15. A passagem em que Oliveira Martins mais claramente apresenta as questões
referentes ao método artístico e menciona “o palpitar vário dos tempos” encontra-
se na “Advertência” a Os Filhos de D. João I. A respeito desses pontos, podem-se
consultar os textos de minha autoria, já referidos, e ainda: “Oliveira Martins e a
arte de escrever a história”, a ser em breve publicado nos anais da reunião
Oliveira Martins: History, Social Sciences and National Mythology. Londres,
University of London, School of Advanced Study, Institute of Romance Studies, 27
e 28 de outubro de 1994.
16. Oliveira Martins planejava escrever cinco biografias, nas quais sintetizaria a
vida sob a segunda dinastia: Os Filhos de D. João I e A vida de Nun’Álvares
(publicados em 1891 e 1893 respectivamente) e mais três, que não teve tempo de
realizar: um dedicado a D. João II, outro a Afonso de Albuquerque e o último a D.
Sebastião. Se concluísse o seu plano, dizia na apresentação de A vida..., poderia
mesmo mudar o nome da sua História de Portugal para Introdução a uma História
Portuguesa.
17. Na verdade, toda a obra histórica de Martins foi objeto desse tipo de crítica,
como é lógico.
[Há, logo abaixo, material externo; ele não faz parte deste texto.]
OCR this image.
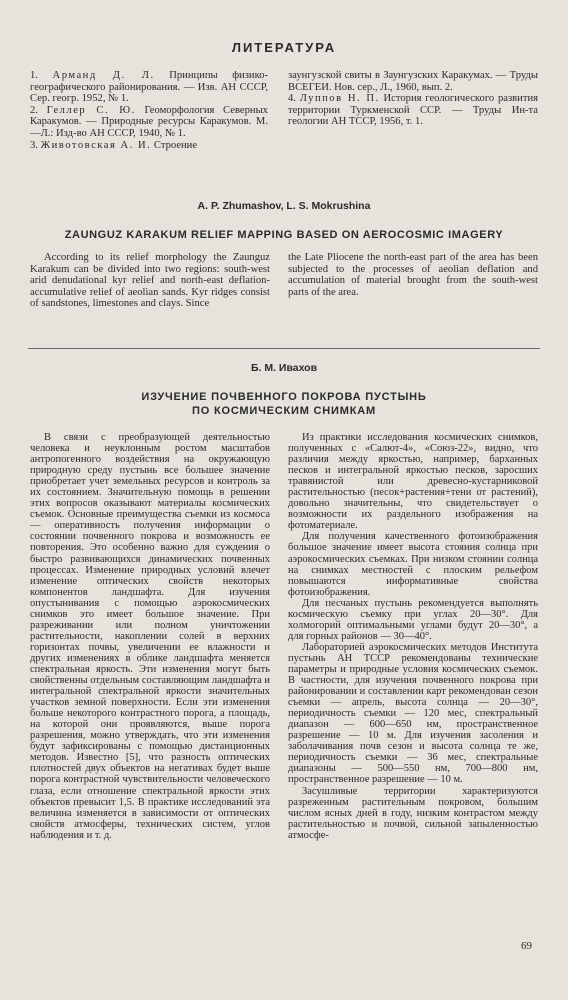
ЛИТЕРАТУРА

1. Арманд Д. Л. Принципы физико-географического районирования. — Изв. АН СССР, Сер. геогр. 1952, № 1.

2. Геллер С. Ю. Геоморфология Северных Каракумов. — Природные ресурсы Каракумов. М.—Л.: Изд-во АН СССР, 1940, № 1.

3. Животовская А. И. Строение

заунгузской свиты в Заунгузских Каракумах. — Труды ВСЕГЕИ. Нов. сер., Л., 1960, вып. 2.

4. Луппов Н. П. История геологического развития территории Туркменской ССР. — Труды Ин-та геологии АН ТССР, 1956, т. 1.

A. P. Zhumashov, L. S. Mokrushina
ZAUNGUZ KARAKUM RELIEF MAPPING BASED ON AEROCOSMIC IMAGERY

According to its relief morphology the Zaunguz Karakum can be divided into two regions: south-west arid denudational kyr relief and north-east deflation-accumulative relief of aeolian sands. Kyr ridges consist of sandstones, limestones and clays. Since

the Late Pliocene the north-east part of the area has been subjected to the processes of aeolian deflation and accumulation of material brought from the south-west parts of the area.

Б. М. Ивахов
ИЗУЧЕНИЕ ПОЧВЕННОГО ПОКРОВА ПУСТЫНЬ
ПО КОСМИЧЕСКИМ СНИМКАМ

В связи с преобразующей деятельностью человека и неуклонным ростом масштабов антропогенного воздействия на окружающую природную среду пустынь все большее значение приобретает учет земельных ресурсов и контроль за их состоянием. Значительную помощь в решении этих вопросов оказывают материалы космических съемок. Основные преимущества съемки из космоса — оперативность получения информации о состоянии почвенного покрова и возможность ее повторения. Это особенно важно для суждения о быстро развивающихся динамических почвенных процессах. Изменение природных условий влечет изменение оптических свойств некоторых компонентов ландшафта. Для изучения опустынивания с помощью аэрокосмических снимков это имеет большое значение. При разреживании или полном уничтожении растительности, накоплении солей в верхних горизонтах почвы, увеличении ее влажности и других изменениях в облике ландшафта меняется спектральная яркость. Эти изменения могут быть свойственны отдельным составляющим ландшафта и интегральной спектральной яркости значительных участков земной поверхности. Если эти изменения больше некоторого контрастного порога, а площадь, на которой они проявляются, выше порога разрешения, можно утверждать, что эти изменения будут зафиксированы с помощью дистанционных методов. Известно [5], что разность оптических плотностей двух объектов на негативах будет выше порога контрастной чувствительности человеческого глаза, если отношение спектральной яркости этих объектов превысит 1,5. В практике исследований эта величина изменяется в зависимости от оптических свойств атмосферы, технических систем, углов наблюдения и т. д.

Из практики исследования космических снимков, полученных с «Салют-4», «Союз-22», видно, что различия между яркостью, например, барханных песков и интегральной яркостью песков, заросших травянистой или древесно-кустарниковой растительностью (песок+растения+тени от растений), довольно значительны, что свидетельствует о возможности их раздельного изображения на фотоматериале.

Для получения качественного фотоизображения большое значение имеет высота стояния солнца при аэрокосмических съемках. При низком стоянии солнца на снимках местностей с плоским рельефом повышаются информативные свойства фотоизображения.

Для песчаных пустынь рекомендуется выполнять космическую съемку при углах 20—30°. Для холмогорий оптимальными углами будут 20—30°, а для горных районов — 30—40°.

Лабораторией аэрокосмических методов Института пустынь АН ТССР рекомендованы технические параметры и природные условия космических съемок. В частности, для изучения почвенного покрова при районировании и составлении карт рекомендован сезон съемки — апрель, высота солнца — 20—30°, периодичность съемки — 120 мес, спектральный диапазон — 600—650 нм, пространственное разрешение — 10 м. Для изучения засоления и заболачивания почв сезон и высота солнца те же, периодичность съемки — 36 мес, спектральные диапазоны — 500—550 нм, 700—800 нм, пространственное разрешение — 10 м.

Засушливые территории характеризуются разреженным растительным покровом, большим числом ясных дней в году, низким контрастом между растительностью и почвой, сильной запыленностью атмосфе-

69
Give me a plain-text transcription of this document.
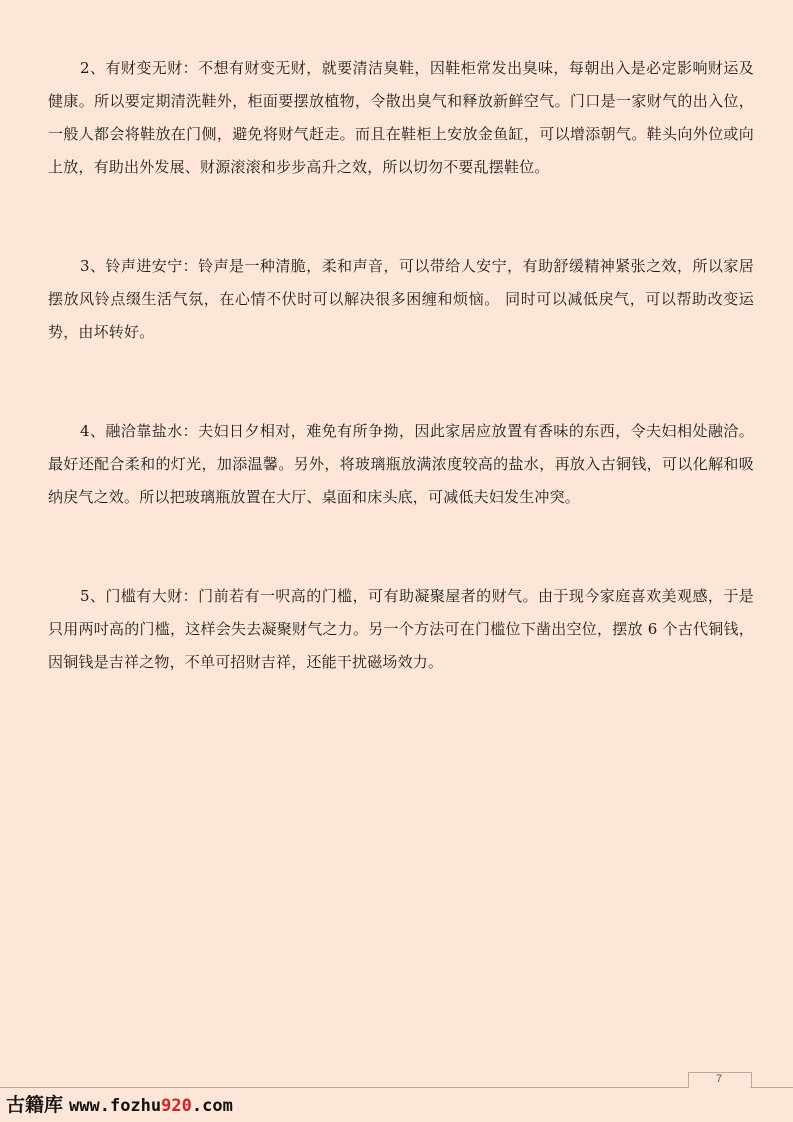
2、有财变无财：不想有财变无财，就要清洁臭鞋，因鞋柜常发出臭味，每朝出入是必定影响财运及健康。所以要定期清洗鞋外，柜面要摆放植物，令散出臭气和释放新鲜空气。门口是一家财气的出入位，一般人都会将鞋放在门侧，避免将财气赶走。而且在鞋柜上安放金鱼缸，可以增添朝气。鞋头向外位或向上放，有助出外发展、财源滚滚和步步高升之效，所以切勿不要乱摆鞋位。

3、铃声进安宁：铃声是一种清脆，柔和声音，可以带给人安宁，有助舒缓精神紧张之效，所以家居摆放风铃点缀生活气氛，在心情不伏时可以解决很多困缠和烦恼。 同时可以减低戾气，可以帮助改变运势，由坏转好。

4、融洽靠盐水：夫妇日夕相对，难免有所争拗，因此家居应放置有香味的东西，令夫妇相处融洽。最好还配合柔和的灯光，加添温馨。另外，将玻璃瓶放满浓度较高的盐水，再放入古铜钱，可以化解和吸纳戾气之效。所以把玻璃瓶放置在大厅、桌面和床头底，可减低夫妇发生冲突。

5、门槛有大财：门前若有一呎高的门槛，可有助凝聚屋者的财气。由于现今家庭喜欢美观感，于是只用两吋高的门槛，这样会失去凝聚财气之力。另一个方法可在门槛位下凿出空位，摆放 6 个古代铜钱，因铜钱是吉祥之物，不单可招财吉祥，还能干扰磁场效力。

7
古籍库 www.fozhu920.com
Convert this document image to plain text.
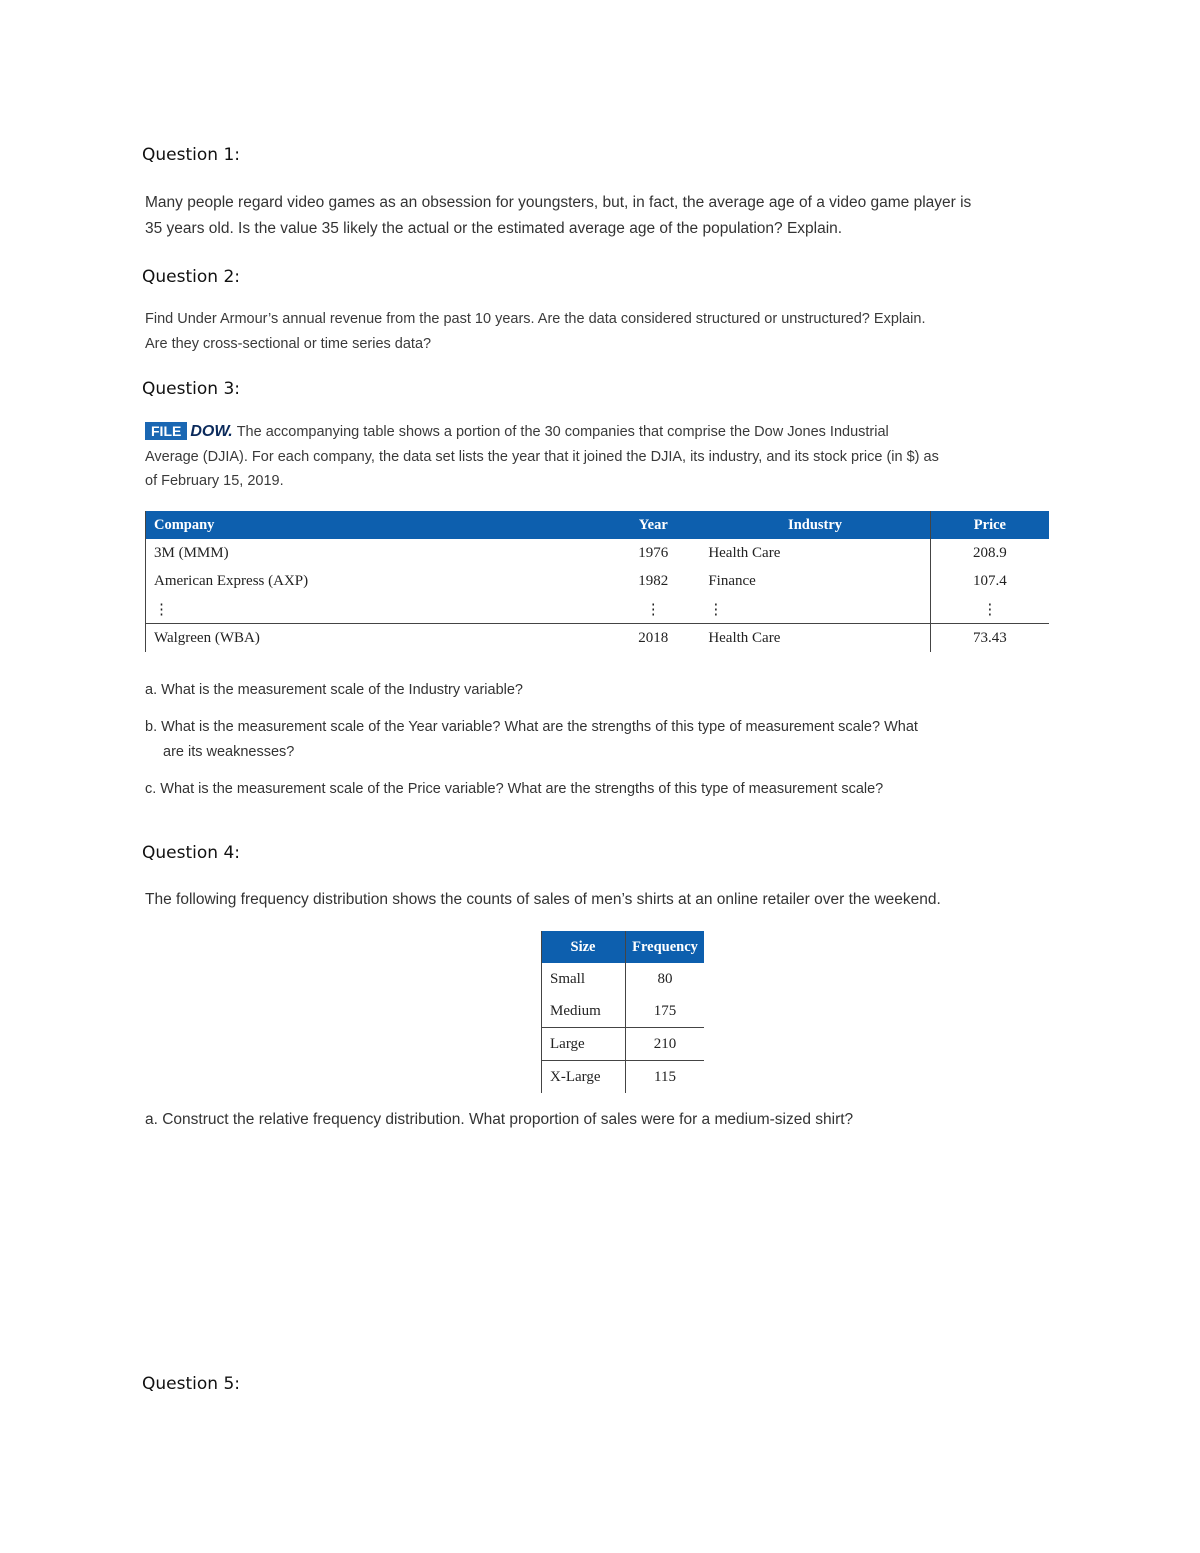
Question 1:
Many people regard video games as an obsession for youngsters, but, in fact, the average age of a video game player is
35 years old. Is the value 35 likely the actual or the estimated average age of the population? Explain.
Question 2:
Find Under Armour’s annual revenue from the past 10 years. Are the data considered structured or unstructured? Explain.
Are they cross-sectional or time series data?
Question 3:
FILE DOW. The accompanying table shows a portion of the 30 companies that comprise the Dow Jones Industrial
Average (DJIA). For each company, the data set lists the year that it joined the DJIA, its industry, and its stock price (in $) as
of February 15, 2019.
Company	Year	Industry	Price
3M (MMM)	1976	Health Care	208.9
American Express (AXP)	1982	Finance	107.4
⋮	⋮	⋮	⋮
Walgreen (WBA)	2018	Health Care	73.43
a. What is the measurement scale of the Industry variable?
b. What is the measurement scale of the Year variable? What are the strengths of this type of measurement scale? What
are its weaknesses?
c. What is the measurement scale of the Price variable? What are the strengths of this type of measurement scale?
Question 4:
The following frequency distribution shows the counts of sales of men’s shirts at an online retailer over the weekend.
Size	Frequency
Small	80
Medium	175
Large	210
X-Large	115
a. Construct the relative frequency distribution. What proportion of sales were for a medium-sized shirt?
Question 5:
Desde a primeira edição da História de Portugal, houve aqueles
que a acusaram de “fantasista”. Ver, a respeito, a nota que Oliveira Martins apôs à
segunda edição: “A ‘História de Portugal’e os críticos”. In: História de Portugal, cit.,
pp. 215-226, especialmente p. 217.
18. A respeito das monografias do final da vida, ver o excelente estudo de Martim
de Albuquerque, que serve de prefácio à edição crítica da História de Portugal, já
referida. Nesse texto, a tantos títulos notável, o leitor poderá encontrar dados
muito interessantes sobre o esforço documental que presidiu à elaboração das
últimas obras martinianas e concluir, com o autor, que “as considerações
expendidas permitem questionar a idéia feita sobre a carência de análise e a
deficiência documental do historiador Oliveira Martins. Pode-se, inclusive, afirmar
que ele percorreu uma trajetória de aperfeiçoamento progressivo, de crescente
rigorismo metodológico.”(p.43)
20. Carta de Oliveira Martins a Eça de Queiroz, datada de 8 de maio de 1894. In:
Correspondência, cit., pp.169-172.
22. Creio que é essa incorporação decidida do aspecto artístico que levou A. J.
Saraiva, em textos dos anos 40, a identificar nas monografias biográficas uma
aproximação ao romance, e a ligá-las, por essa via, ao Febo Moniz. Cf. esta frase:
“Os próprios livros em que procurou fazer romance, ou aproximar-se dele – Febo
Moniz, A vida de Nun’Álvares e Os Filhos de D. João I – nos dão os argumentos
mais flagrantes e consideráveis contra o lugar-comum do Oliveira Martins
romancista.” António José Saraiva. “Oliveira Martins, artista”. In: Para a História da
Cultura em Portugal (4ª ed.), vol I. Lisboa, Europa-América, 1972, p.200. O ponto
de Saraiva, nesse ensaio, não é a questão do gênero. Tampouco o ocupa aqui a
investigação do valor de verdade dos textos de Martins dentro da oposição
romance/história. Está antes preocupado em investigar as capacidades
expressivas do texto martiniano. É nesse sentido que recusa o mito do Oliveira
Martins romancista: quer dizer, não acredita que as qualidades literárias do texto
de Martins provenham da organização romanesca do seus textos.